Consequently, we thought it interesting to deepen the study of the antibacterial activity of BBB4 against a wider range of isolates of the Staphylococcus genus. On the other hand, to obtain not questionable MIC values, due to the poor solubility of BBB4, we have recently encapsulated BBB4 in the G4K dendrimer, proven to be devoid of antibacterial properties (results not reported), obtaining water-soluble BBB4-loaded NPs with also physicochemical properties suitable for a future biomedical application. In the herein study, we evaluated whether, after this nano-manipulation, the antibacterial properties of BBB4 already observed had been preserved and/or modified. Please, see lines 305-314 and lines 322-336.

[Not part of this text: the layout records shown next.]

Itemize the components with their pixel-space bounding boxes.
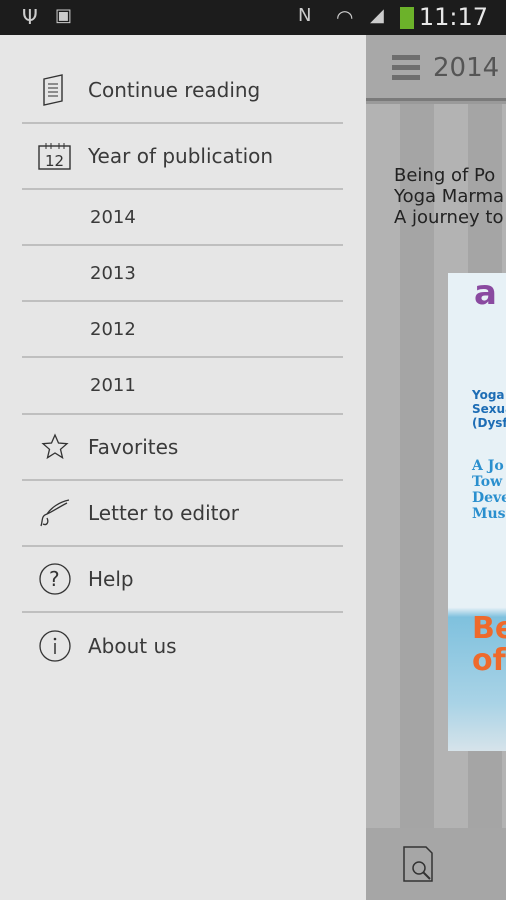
- drawer-item-label: 2013: [90, 262, 136, 284]
- calendar-icon: 12: [22, 142, 88, 170]
- drawer-item-letter-to-editor[interactable]: Letter to editor: [22, 481, 343, 547]
- drawer-item-label: Favorites: [88, 435, 179, 459]
- signal-icon: ◢: [370, 5, 384, 26]
- info-icon: [22, 629, 88, 663]
- title-line: A journey to: [394, 207, 504, 228]
- cover-text: Mus: [472, 506, 506, 522]
- app-bar: 2014: [366, 35, 506, 101]
- svg-text:12: 12: [45, 152, 64, 170]
- cover-logo: a: [474, 273, 497, 313]
- battery-icon: [400, 7, 414, 29]
- drawer-item-2011[interactable]: 2011: [22, 358, 343, 415]
- drawer-item-favorites[interactable]: Favorites: [22, 415, 343, 481]
- cover-text: Yoga: [472, 388, 505, 402]
- drawer-item-label: Letter to editor: [88, 501, 239, 525]
- title-line: Being of Po: [394, 165, 496, 186]
- wifi-icon: ◠: [336, 5, 354, 29]
- bottom-bar: [366, 828, 506, 900]
- drawer-item-year-of-publication[interactable]: 12 Year of publication: [22, 124, 343, 190]
- help-icon: ?: [22, 562, 88, 596]
- clock: 11:17: [418, 3, 488, 31]
- drawer-item-2014[interactable]: 2014: [22, 190, 343, 246]
- drawer-item-label: Help: [88, 567, 134, 591]
- star-icon: [22, 433, 88, 461]
- drawer-item-help[interactable]: ? Help: [22, 547, 343, 613]
- main-content: 2014 Being of Po Yoga Marma A journey to…: [366, 35, 506, 900]
- title-line: Yoga Marma: [394, 186, 505, 207]
- usb-icon: Ψ: [22, 5, 38, 29]
- drawer-item-label: About us: [88, 634, 177, 658]
- menu-icon[interactable]: [392, 55, 420, 81]
- drawer-item-2012[interactable]: 2012: [22, 302, 343, 358]
- drawer-item-about-us[interactable]: About us: [22, 613, 343, 679]
- drawer-item-label: Year of publication: [88, 144, 274, 168]
- cover-text: A Jo: [472, 458, 504, 474]
- drawer-item-label: Continue reading: [88, 77, 261, 102]
- app-bar-title: 2014: [433, 53, 500, 83]
- issue-titles[interactable]: Being of Po Yoga Marma A journey to: [394, 165, 504, 228]
- drawer-item-label: 2011: [90, 375, 136, 396]
- cover-text: Tow: [472, 474, 503, 490]
- cover-text: Sexua: [472, 402, 506, 416]
- cover-text: (Dysf: [472, 416, 506, 430]
- search-document-icon[interactable]: [402, 846, 436, 882]
- cover-text: Be: [472, 611, 506, 646]
- drawer-item-continue-reading[interactable]: Continue reading: [22, 57, 343, 124]
- svg-text:?: ?: [49, 567, 60, 591]
- magazine-cover[interactable]: a YogaSexua(Dysf A JoTowDeveMus Beof: [448, 273, 506, 751]
- quill-icon: [22, 498, 88, 528]
- sim-missing-icon: ▣: [55, 5, 73, 26]
- nfc-icon: N: [298, 5, 312, 26]
- cover-text: of: [472, 643, 506, 678]
- drawer-item-label: 2012: [90, 318, 136, 340]
- document-icon: [22, 73, 88, 106]
- navigation-drawer: Continue reading 12 Year of publication …: [0, 35, 366, 900]
- drawer-item-2013[interactable]: 2013: [22, 246, 343, 302]
- drawer-item-label: 2014: [90, 206, 136, 228]
- status-bar: Ψ ▣ N ◠ ◢ 11:17: [0, 0, 506, 35]
- cover-text: Deve: [472, 490, 506, 506]
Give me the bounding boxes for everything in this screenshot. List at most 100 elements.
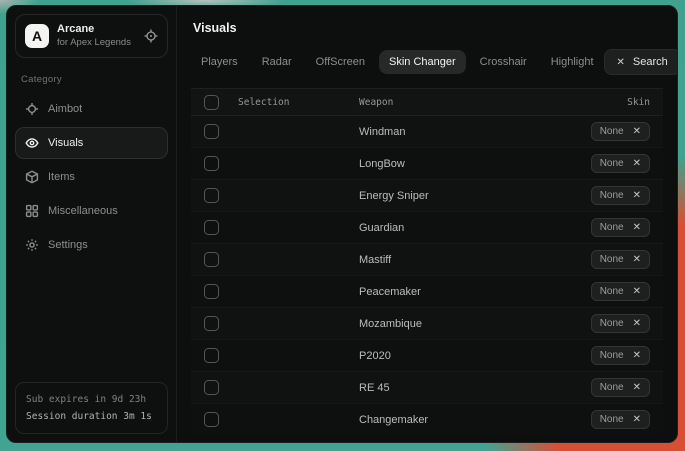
skin-badge[interactable]: None ✕	[591, 282, 650, 301]
skin-badge[interactable]: None ✕	[591, 410, 650, 429]
clear-skin-icon[interactable]: ✕	[633, 223, 641, 233]
search-button[interactable]: ✕ Search	[604, 49, 678, 75]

 - How did the authors provide BBB4? Is it purchased?

 As the Reviewer can infer from the Introduction and by consulting reference 16, BBB4 was synthesized in 1998 by Professor Bondavalli and his collaborators who tested it for different biological activities, except for the antibacterial one. However, this has now been better specified in the main text (line 78).

 - The authors need to elaborate on the biomedical application (such as anti-bacterial- and anti-cancer-effects) of nanoparticles by citing and discussing the following papers;

DOI:  10.3390/nano11102535, 10.1007/s00339-021-04917-8, 10.3390/ma14040825

 We apologize in advance to the Reviewer, but we believe that even a minimal discussion on the biomedical application of nanoparticles as anti-cancer and/or antibacterial agents is not appropriate for the present study.

In fact, the purpose of this study was to evaluate and discuss the antibacterial activity and cytotoxicity of the nano-formulation we prepared. In this contest, a general discussion on nanoparticles applicability would be out of scope. Consequently, the Reviewer's request to cite the three proposed works cannot be satisfied. It could have been satisfied in our previous work (Ref. 16) recently published in Nanomaterial where the main topic was the preparation and characterization of water-soluble nanoparticles with potential for future clinical uses, but unfortunately for the Reviewer such work is already published. We therefore ask the Reviewer to understand our position.

 - Why did the authors choose HaCaT cells for cytotoxicity assays?

To answer to the request of the Reviewer we cite a significant part of the manuscript in which the Reviewer can find the due explanation.

“Such experiments were performed on HaCaT keratinocytes mainly because the 75 % of MRSA infections are localized to the skin and soft tissues [31,43]. Consequently, to assess the cytotoxicity of BBB4-G4K NPs, we selected human keratinocytes, which are the primary type of cell found in the epidermis, the outermost layer of the skin, and are more susceptible to colonization by bacteria, fungi, and parasites.”

IC50 values should also be calculated for each incubation time.

We make kindly note to the Reviewer that, concerning BBB4 and G4K NPs, calculating the LD50 after 4 and 12 hours of exposure was impossible because the viability of the cells remained above 50% even at the highest concentration considered. On the other hand, as regards BBB4-G4K NPs, the LD50 values at 4 and 12 hours of exposure were not significantly different from the value determined for 24 hours of exposure. Consequently, given that we were interested in evaluating the LD50 to calculate the selectivity index which is given by LD50/MICs, where the MIC is determined after 24 h of exposure, we reported and used the LD50 data at 24 hours.

 Also, investigating cells viability and drug release after 48 h seems to be helpful to draw a reliable conclusion.

Similarly, both cytotoxicity and releases were determined after 24 hours to obtain data comparable to the MICs. Furthermore, given that after 24 hours, the release of the drug was almost quantitative (96%), it would not have made sense to go beyond 24 hours.

 - What are the limitations of the study?

 We have repeatedly considered the design of the experiments and the results obtained in our study and they have always appeared consequential and very promising. We are therefore confident that we can state that this study has no particular limitations.

Round 2

Reviewer 1 Report

The authors substantially revorked the manuscript taking into account the comments of the Reviewers. As presented, the article can be accepted for publication.